How to prepare a tasty whole fish on the braai
We ask Ocean Basket innovation chef Junelle Germishuizen about the best and easiest way to prepare a whole fish on the braai this festive season
When Ocean Basket launched a new summer menu in October, they decided to try something new and add whole sea bream to the offering. They weren’t sure how their clientele would take to the idea. What they thought would be a risky move proved highly successful — within the first week their stock of sea bream sold out.
On their menu they serve the sea bream both fried and grilled, a cooking technique that limits the loss of healthy omega-3 fats and retains the most nutrients.
“For centuries fish has always been cooked and served on the bone, and for good reason,” said Ocean Basket innovation chef Junelle Germishuizen.
“The flesh is sandwiched between fatty skin and a gelatin rich back bone which drastically affects the flavour profile of the fish. Keeping the fish whole will keep the fish nice and moist and it will be less likely to dry out.”
Intrigued by the idea of cooking whole fish, we asked Germishuizen for to prepare a whole fish on the braai — an alternative and healthy option for the festive season.
TIPS FOR PREPARING WHOLE FISH ON THE BRAAI
- Unless you’re a regular fisherman, cleaning and gutting a fish can be difficult, so start by buying a scaled and gutted fish.
- Fish like yellowtail, dorado or black bream are popular on the braai but there are many other types you can prepare. Ask your fishmonger for advice and ensure the fish you buy is not on an endangered list.
- Braaiing a whole fish is a little harder than roasting, mostly because if the fish sticks to the grill grate, things can get messy. Lubricating with plenty of oil lessens that risk. Coat both the fish and grill grate in olive oil every time you move or flip the fish.
- You can use a fish basket or hinged grid as it makes turning the fish on the grill foolproof, but it’s not essential.
GRILLED FISH ON THE BRAAI
One whole fish
Salt and black pepper
1 teaspoon olive oil
125ml orange juice
½ lemon (slice ¼ of the lemon into thin slices, the rest will be used for juice)
1 teaspoon capers (drained)
Tablespoon chopped fresh parsley
- Let the fish stand at room temperature for 20 minutes and pat dry with paper towels before adding to your grill.
- Get the fire to a steady, medium heat and ensure the grill is clean.
- Brush the fish and grill with a little olive oil and lay the fish down on the hot grill with the tail end facing away from the hottest part of the fire.
- Depending on the size of your fish, cook it anywhere between seven and 12 minutes per side, until lightly charred and it releases easily from the grate. If it sticks when you try to turn it over, leave it for a few minutes and flip.
- Cut your lemons into slices and place on the grill until they are caramelised and brown.
- Remove fish from the heat and allow it to rest for a few minutes before serving.
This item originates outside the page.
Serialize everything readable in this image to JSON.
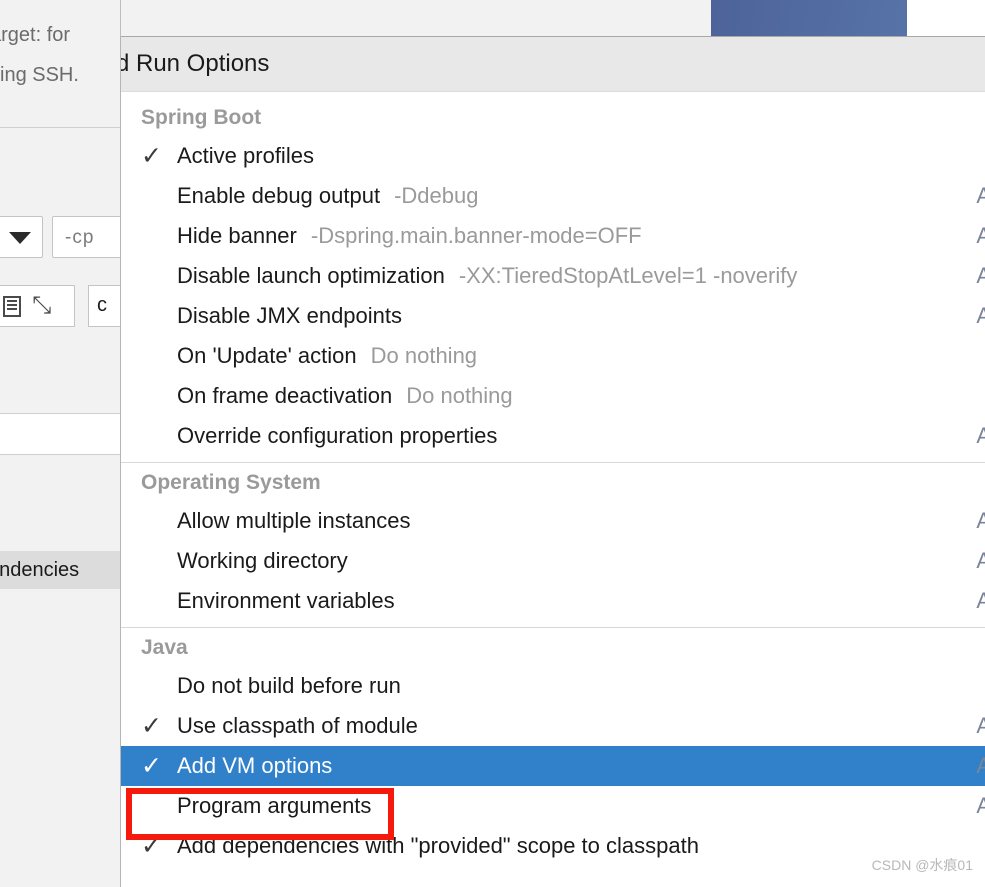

- Mix together the orange juice, capers and parsley and pour over the fish (it is important not to cook the orange juice as it becomes bitter very quickly).
- Keep the flavours simple and taste the fish itself: add a drizzle of olive oil, a squeeze of the caramelised lemon and a sprinkle of sea salt and pepper to your liking.
If it’s raining, you can easily use this method on your grill in the kitchen.
Serving suggestion: Set the fish on a plate. Slice the fish on one side and then flip it to slice the other side. Fish have a simple two-dimensional bone structure so three simple cuts will do the trick.
First, make a vertical cut from the top of the head towards the belly. The second cut is a short stroke through the body of the fish down to the tail. Make a third cut on the top ridge of the fish that connects the first two cuts.
Take a blunt-edged knife and lift off the first fillet. Remove the bones by lifting the tail of the fish and pulling up. The bones will easily pull out of the fish, leaving you with two clean fillets.
Serve with roasted vegetables or a salad.